Greed and selfishness have been at the root of many illegal activities since the beginning of mankind. This type of behavior may be subtle or overt. Many new financial employees and officers who find themselves working on Wall Street, lack proper guidance and mentoring when it comes to ethics and standards. They have been taught, and expect, to make money quickly, to maximize profits, and to do whatever it takes to succeed.
Speaking of accountants and CPAs, thousands of business managers and owners encourage their accountants to pad their business expense accounts. It seems to be a win-win situation for the accountant, as the client will be happy, and the accountant will remain employed by that happy client.
This is not to say that everyone within the financial industry is dishonest or unethical. Such is far from the truth. The majority of business men and women, financial officers, and bank employees are highly ethical people who strive to make the right choices on a daily basis.
Financial institutions such as the New York Stock Exchange often have been the initiators of internal reforms. Because of this, CEOs are now required to certify the accuracy of financial statements. Securities fraud carries with it a 25-year jail term. Shredding or otherwise destroying documents amid federal investigations invites a penalty just as severe. Mutual fund corporations also have joined the battle against unethical behavior to enhance and support regulations that carry heavier penalties for unethical behavior.
Avoiding criminal liability and encouraging trust are behind many of the new laws and regulations created among financial institutions to rebuild consumer confidence lost because of insider trading, leveraged buyouts, and junk bonds. Unethical behavior and activities that have done nothing but smear the reputation of investment firms, banking institutions, and Wall Street brokers for many years is finally being addressed by major financial giants.

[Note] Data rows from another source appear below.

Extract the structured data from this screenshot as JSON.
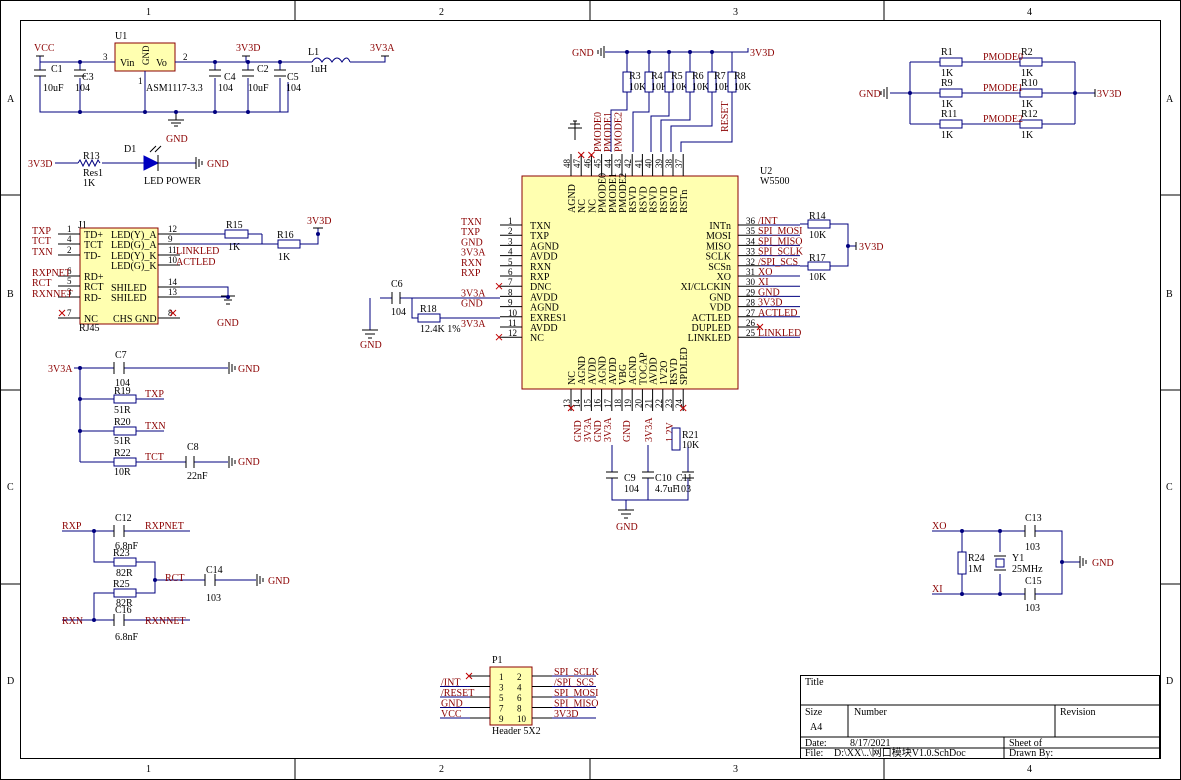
{
  "frame": {
    "cols": [
      "1",
      "2",
      "3",
      "4"
    ],
    "rows": [
      "A",
      "B",
      "C",
      "D"
    ]
  },
  "title_block": {
    "title_label": "Title",
    "size_label": "Size",
    "size_value": "A4",
    "number_label": "Number",
    "revision_label": "Revision",
    "date_label": "Date:",
    "date_value": "8/17/2021",
    "sheet_label": "Sheet  of",
    "file_label": "File:",
    "file_value": "D:\\XX\\..\\网口模块V1.0.SchDoc",
    "drawn_label": "Drawn By:"
  },
  "power": {
    "vcc": "VCC",
    "v33d": "3V3D",
    "v33a": "3V3A",
    "gnd": "GND"
  },
  "regulator": {
    "ref": "U1",
    "part": "ASM1117-3.3",
    "pin_vin": "Vin",
    "pin_vo": "Vo",
    "pin_gnd": "GND",
    "pin3": "3",
    "pin2": "2",
    "pin1": "1",
    "c1": "C1",
    "c1v": "10uF",
    "c3": "C3",
    "c3v": "104",
    "c4": "C4",
    "c4v": "104",
    "c2": "C2",
    "c2v": "10uF",
    "c5": "C5",
    "c5v": "104",
    "l1": "L1",
    "l1v": "1uH"
  },
  "led_circuit": {
    "r13": "R13",
    "r13v": "Res1",
    "r13k": "1K",
    "d1": "D1",
    "d1v": "LED  POWER"
  },
  "rj45": {
    "ref": "J1",
    "part": "RJ45",
    "left_pins": [
      {
        "num": "1",
        "name": "TD+",
        "net": "TXP"
      },
      {
        "num": "4",
        "name": "TCT",
        "net": "TCT"
      },
      {
        "num": "2",
        "name": "TD-",
        "net": "TXN"
      },
      {
        "num": "6",
        "name": "RD+",
        "net": "RXPNET"
      },
      {
        "num": "5",
        "name": "RCT",
        "net": "RCT"
      },
      {
        "num": "3",
        "name": "RD-",
        "net": "RXNNET"
      },
      {
        "num": "7",
        "name": "NC",
        "net": ""
      }
    ],
    "right_pins": [
      {
        "num": "12",
        "name": "LED(Y)_A"
      },
      {
        "num": "9",
        "name": "LED(G)_A"
      },
      {
        "num": "11",
        "name": "LED(Y)_K"
      },
      {
        "num": "10",
        "name": "LED(G)_K"
      },
      {
        "num": "14",
        "name": "SHILED"
      },
      {
        "num": "13",
        "name": "SHILED"
      },
      {
        "num": "8",
        "name": "CHS GND"
      }
    ],
    "r15": "R15",
    "r15v": "1K",
    "r16": "R16",
    "r16v": "1K",
    "linkled": "LINKLED",
    "actled": "ACTLED"
  },
  "w5500": {
    "ref": "U2",
    "part": "W5500",
    "left_pins": [
      {
        "num": "1",
        "name": "TXN",
        "net": "TXN"
      },
      {
        "num": "2",
        "name": "TXP",
        "net": "TXP"
      },
      {
        "num": "3",
        "name": "AGND",
        "net": "GND"
      },
      {
        "num": "4",
        "name": "AVDD",
        "net": "3V3A"
      },
      {
        "num": "5",
        "name": "RXN",
        "net": "RXN"
      },
      {
        "num": "6",
        "name": "RXP",
        "net": "RXP"
      },
      {
        "num": "7",
        "name": "DNC",
        "net": ""
      },
      {
        "num": "8",
        "name": "AVDD",
        "net": "3V3A"
      },
      {
        "num": "9",
        "name": "AGND",
        "net": "GND"
      },
      {
        "num": "10",
        "name": "EXRES1",
        "net": ""
      },
      {
        "num": "11",
        "name": "AVDD",
        "net": "3V3A"
      },
      {
        "num": "12",
        "name": "NC",
        "net": ""
      }
    ],
    "right_pins": [
      {
        "num": "36",
        "name": "INTn",
        "net": "/INT"
      },
      {
        "num": "35",
        "name": "MOSI",
        "net": "SPI_MOSI"
      },
      {
        "num": "34",
        "name": "MISO",
        "net": "SPI_MISO"
      },
      {
        "num": "33",
        "name": "SCLK",
        "net": "SPI_SCLK"
      },
      {
        "num": "32",
        "name": "SCSn",
        "net": "/SPI_SCS"
      },
      {
        "num": "31",
        "name": "XO",
        "net": "XO"
      },
      {
        "num": "30",
        "name": "XI/CLCKIN",
        "net": "XI"
      },
      {
        "num": "29",
        "name": "GND",
        "net": "GND"
      },
      {
        "num": "28",
        "name": "VDD",
        "net": "3V3D"
      },
      {
        "num": "27",
        "name": "ACTLED",
        "net": "ACTLED"
      },
      {
        "num": "26",
        "name": "DUPLED",
        "net": ""
      },
      {
        "num": "25",
        "name": "LINKLED",
        "net": "LINKLED"
      }
    ],
    "top_pins": [
      {
        "num": "48",
        "name": "AGND"
      },
      {
        "num": "47",
        "name": "NC"
      },
      {
        "num": "46",
        "name": "NC"
      },
      {
        "num": "45",
        "name": "PMODE0"
      },
      {
        "num": "44",
        "name": "PMODE1"
      },
      {
        "num": "43",
        "name": "PMODE2"
      },
      {
        "num": "42",
        "name": "RSVD"
      },
      {
        "num": "41",
        "name": "RSVD"
      },
      {
        "num": "40",
        "name": "RSVD"
      },
      {
        "num": "39",
        "name": "RSVD"
      },
      {
        "num": "38",
        "name": "RSVD"
      },
      {
        "num": "37",
        "name": "RSTn"
      }
    ],
    "top_nets": [
      "PMODE0",
      "PMODE1",
      "PMODE2"
    ],
    "bottom_pins": [
      {
        "num": "13",
        "name": "NC"
      },
      {
        "num": "14",
        "name": "AGND"
      },
      {
        "num": "15",
        "name": "AVDD"
      },
      {
        "num": "16",
        "name": "AGND"
      },
      {
        "num": "17",
        "name": "AVDD"
      },
      {
        "num": "18",
        "name": "VBG"
      },
      {
        "num": "19",
        "name": "AGND"
      },
      {
        "num": "20",
        "name": "TOCAP"
      },
      {
        "num": "21",
        "name": "AVDD"
      },
      {
        "num": "22",
        "name": "1V2O"
      },
      {
        "num": "23",
        "name": "RSVD"
      },
      {
        "num": "24",
        "name": "SPDLED"
      }
    ],
    "bottom_nets": [
      "GND",
      "3V3A",
      "GND",
      "3V3A",
      "GND",
      "3V3A",
      "1.2V"
    ],
    "reset_net": "RESET",
    "pullups": [
      "R3",
      "R4",
      "R5",
      "R6",
      "R7",
      "R8"
    ],
    "pullup_val": "10K",
    "c6": "C6",
    "c6v": "104",
    "r18": "R18",
    "r18v": "12.4K 1%",
    "r21": "R21",
    "r21v": "10K",
    "c9": "C9",
    "c9v": "104",
    "c10": "C10",
    "c10v": "4.7uF",
    "c11": "C11",
    "c11v": "103",
    "r14": "R14",
    "r14v": "10K",
    "r17": "R17",
    "r17v": "10K"
  },
  "pmode": {
    "rows": [
      {
        "ra": "R1",
        "rav": "1K",
        "net": "PMODE0",
        "rb": "R2",
        "rbv": "1K"
      },
      {
        "ra": "R9",
        "rav": "1K",
        "net": "PMODE1",
        "rb": "R10",
        "rbv": "1K"
      },
      {
        "ra": "R11",
        "rav": "1K",
        "net": "PMODE2",
        "rb": "R12",
        "rbv": "1K"
      }
    ]
  },
  "termination": {
    "c7": "C7",
    "c7v": "104",
    "r19": "R19",
    "r19v": "51R",
    "txp": "TXP",
    "r20": "R20",
    "r20v": "51R",
    "txn": "TXN",
    "r22": "R22",
    "r22v": "10R",
    "tct": "TCT",
    "c8": "C8",
    "c8v": "22nF"
  },
  "rx_filter": {
    "rxp": "RXP",
    "rxn": "RXN",
    "rxpnet": "RXPNET",
    "rxnnet": "RXNNET",
    "rct": "RCT",
    "c12": "C12",
    "c12v": "6.8nF",
    "r23": "R23",
    "r23v": "82R",
    "r25": "R25",
    "r25v": "82R",
    "c16": "C16",
    "c16v": "6.8nF",
    "c14": "C14",
    "c14v": "103"
  },
  "crystal": {
    "xo": "XO",
    "xi": "XI",
    "r24": "R24",
    "r24v": "1M",
    "y1": "Y1",
    "y1v": "25MHz",
    "c13": "C13",
    "c13v": "103",
    "c15": "C15",
    "c15v": "103"
  },
  "header": {
    "ref": "P1",
    "part": "Header 5X2",
    "left": [
      {
        "num": "1",
        "net": ""
      },
      {
        "num": "3",
        "net": "/INT"
      },
      {
        "num": "5",
        "net": "/RESET"
      },
      {
        "num": "7",
        "net": "GND"
      },
      {
        "num": "9",
        "net": "VCC"
      }
    ],
    "right": [
      {
        "num": "2",
        "net": "SPI_SCLK"
      },
      {
        "num": "4",
        "net": "/SPI_SCS"
      },
      {
        "num": "6",
        "net": "SPI_MOSI"
      },
      {
        "num": "8",
        "net": "SPI_MISO"
      },
      {
        "num": "10",
        "net": "3V3D"
      }
    ]
  }
}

Today, corporate criminal liability costs may reach into the billions of dollars in fines and sanctions. Not only does a financial institution face astronomical fines, but stock prices also drop and financial performance decreases as a result of unethical business practices. Since the 1980s, fines, not only against individuals, but entire organizations, have increased. White-collar crime has been addressed by the creation in the early 1980s of the United States Sentencing Commission, and covers unethical behavior such as antitrust, fraud, securities, and tax loopholes.

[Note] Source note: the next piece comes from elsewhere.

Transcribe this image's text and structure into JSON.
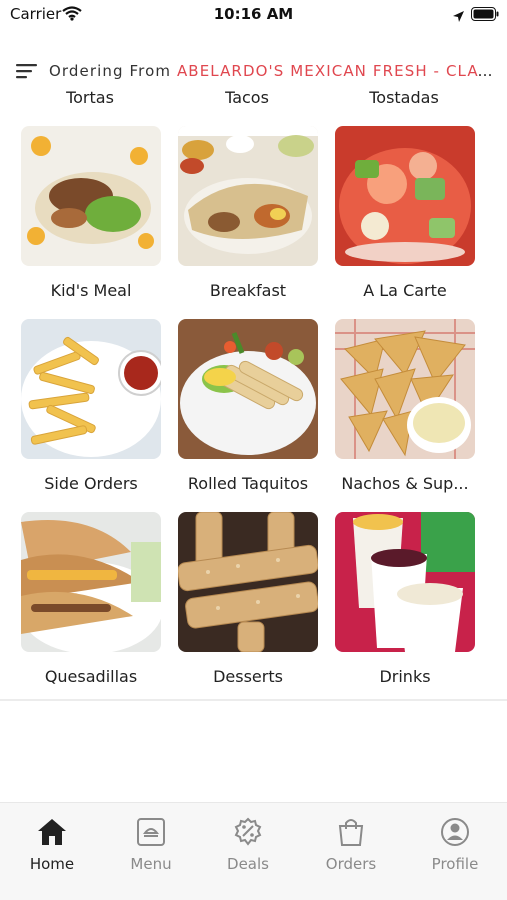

Corporate government regulations help to protect reputation, fair and accurate audits and accounting -- just a few of the aspects that involve financial business ethics. Decisions that affect not only stakeholders, but employees, shareholders and members of the community need to be carefully weighed. Responsibility is the one word that may convey the reason for the development of ethical standards or behaviors. As such, financial or corporate responsibility engenders respect and encourages individuals to invest in communities and charitable organizations.

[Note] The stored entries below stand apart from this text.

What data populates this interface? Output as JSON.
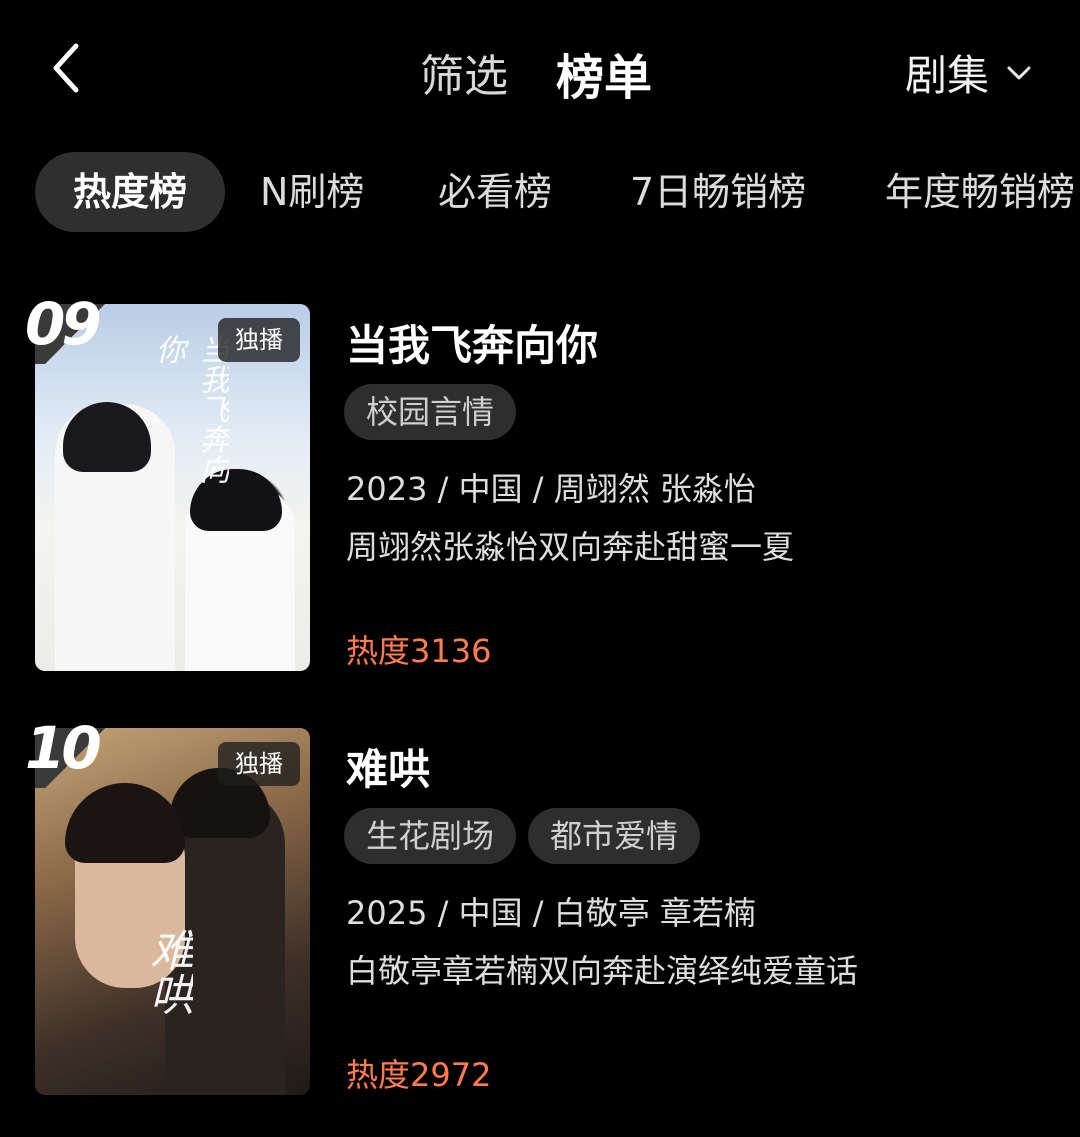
{
  "header": {
    "filter_label": "筛选",
    "rank_label": "榜单",
    "type_label": "剧集"
  },
  "tabs": [
    {
      "label": "热度榜",
      "active": true
    },
    {
      "label": "N刷榜",
      "active": false
    },
    {
      "label": "必看榜",
      "active": false
    },
    {
      "label": "7日畅销榜",
      "active": false
    },
    {
      "label": "年度畅销榜",
      "active": false
    }
  ],
  "items": [
    {
      "rank": "09",
      "badge": "独播",
      "title": "当我飞奔向你",
      "poster_script": "当我飞奔向你",
      "tags": [
        "校园言情"
      ],
      "meta": "2023 / 中国 / 周翊然 张淼怡",
      "desc": "周翊然张淼怡双向奔赴甜蜜一夏",
      "heat": "热度3136"
    },
    {
      "rank": "10",
      "badge": "独播",
      "title": "难哄",
      "poster_script": "难哄",
      "tags": [
        "生花剧场",
        "都市爱情"
      ],
      "meta": "2025 / 中国 / 白敬亭 章若楠",
      "desc": "白敬亭章若楠双向奔赴演绎纯爱童话",
      "heat": "热度2972"
    }
  ],
  "colors": {
    "background": "#000000",
    "heat": "#ff7d4d",
    "tab_active_bg": "#2f2f2f",
    "tag_bg": "#2e2e2e"
  },
  "icons": {
    "back": "chevron-left-icon",
    "dropdown": "chevron-down-icon"
  }
}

Trust in every aspect of business is vital for success, but within the financial industry, it is absolutely essential. Ethical and social responsibility from financial institutions -- from the community bank to the stockbroker on Wall Street -- are expected and demanded by consumers. Tolerance for unethical behavior is extremely low and the demand for greater sanctions, fines, and jail terms for those who even consider unethical behavior within this field are growing.